I love my grandmother. She and my mother indoctrinated me into soaps in January of 1970, when a new show premiered called All My Children. Grandma was an avid fan of soap operas, and along with my mom, kept track of the comings and going in several fictitious towns, stemming back to the early days of General Hospital when Dr. Steve Hardy was a heart throb and many of the story lines unfolded in front of the nurse's station or while sipping endless cups of coffee in the kitchens of Port Charles' first families.
While daytime dramas will still unfold in Port Charles, they will not in Pine Valley or Llanview. This is a blow that marks the end of an era. The remaining soaps are sure to follow, despite what the network executives parrot. Rumors of the end of All My Children and One Life to Live raced through the Internet months ago and were denied. The ax dropped shortly after that denial. And some of us have been floating ever since, unsure of what to make of the end that looms.
There is no shame in admitting to being a fan of soap operas. We fans are a hearty and weather-beaten lot, having taken our licks over the years. Others love to poke fun at us who have loyally followed years of multiple story lines that can swing from the preposterous to the dull and boring.
For those who deride soap fans and scoff at our fandom, I ask that you look inward.
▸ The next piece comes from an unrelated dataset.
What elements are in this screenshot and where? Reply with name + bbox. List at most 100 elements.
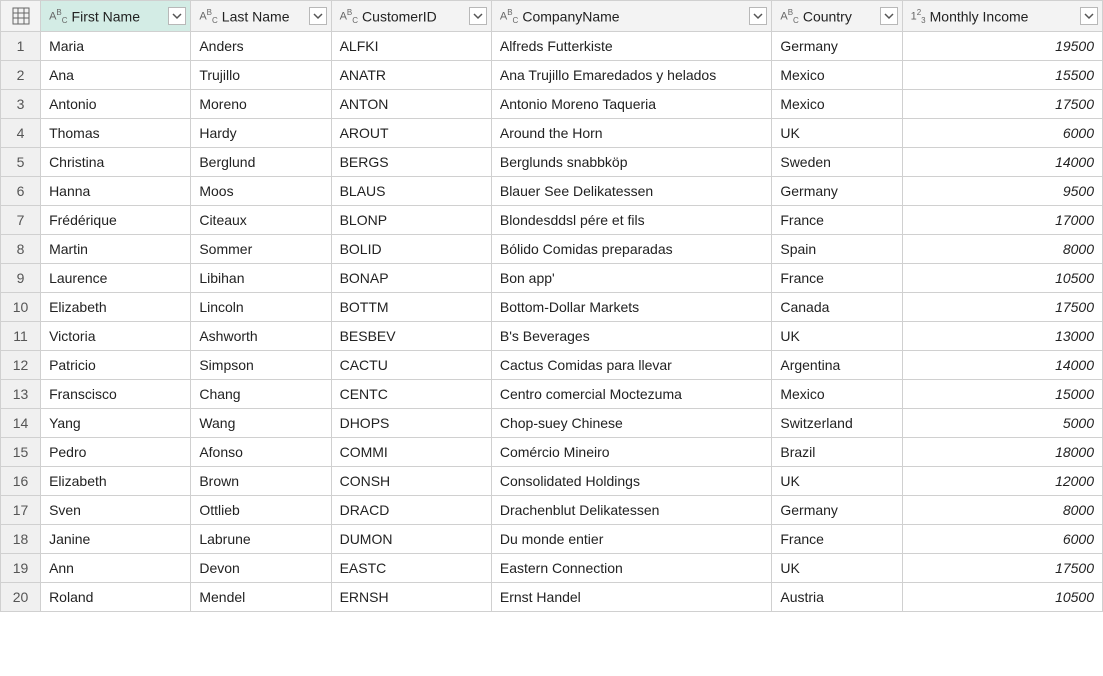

Who amongst you can cast the first stone? It is a the rare person who isn't a die hard fan of something, whether it be baseball, a reality television show, WNPR, Danielle Steele novels, coffee, chicken wings, hot baths, running, knitting, scrap booking....you get my drift. As my grandmother would say, different strokes for different folks.
In daytime dramas, actors come and go, as do the plots that thicken and thin, but it's us, the fans, who have been the constant. The land of daytime drama has asked a lot of us and yes, we do complain but we remain steadfast. There are plenty of sports fans who can't claim that. We are expected to believe that people come back from the dead, enemies can actually find out they are biological siblings, mothers do forget to have given birth, children grow up into teens in less than a year, and almost everyone has an evil twin.
For me, soap operas are entwined with my coming of age. I watched Secret Storm, Days of Our Lives, Young and the Restless, Ryan's Hope, Search for Tomorrow, GH, AMC and OLTL. I was glued to General Hospital in college, following Luke and Laura. But while I have kept a passing interest in those shows that weren't shut down like a cheap massage parlor, my attention has been on AMC, as someone who can claim veteran status for following it for 41 years.
I am not ready to never return to Pine Valley again. It's times like these I want to turn to my grandmother and reiterate the words of a young Tara Martin. "Oh, Gran, why does life have to be so hard?"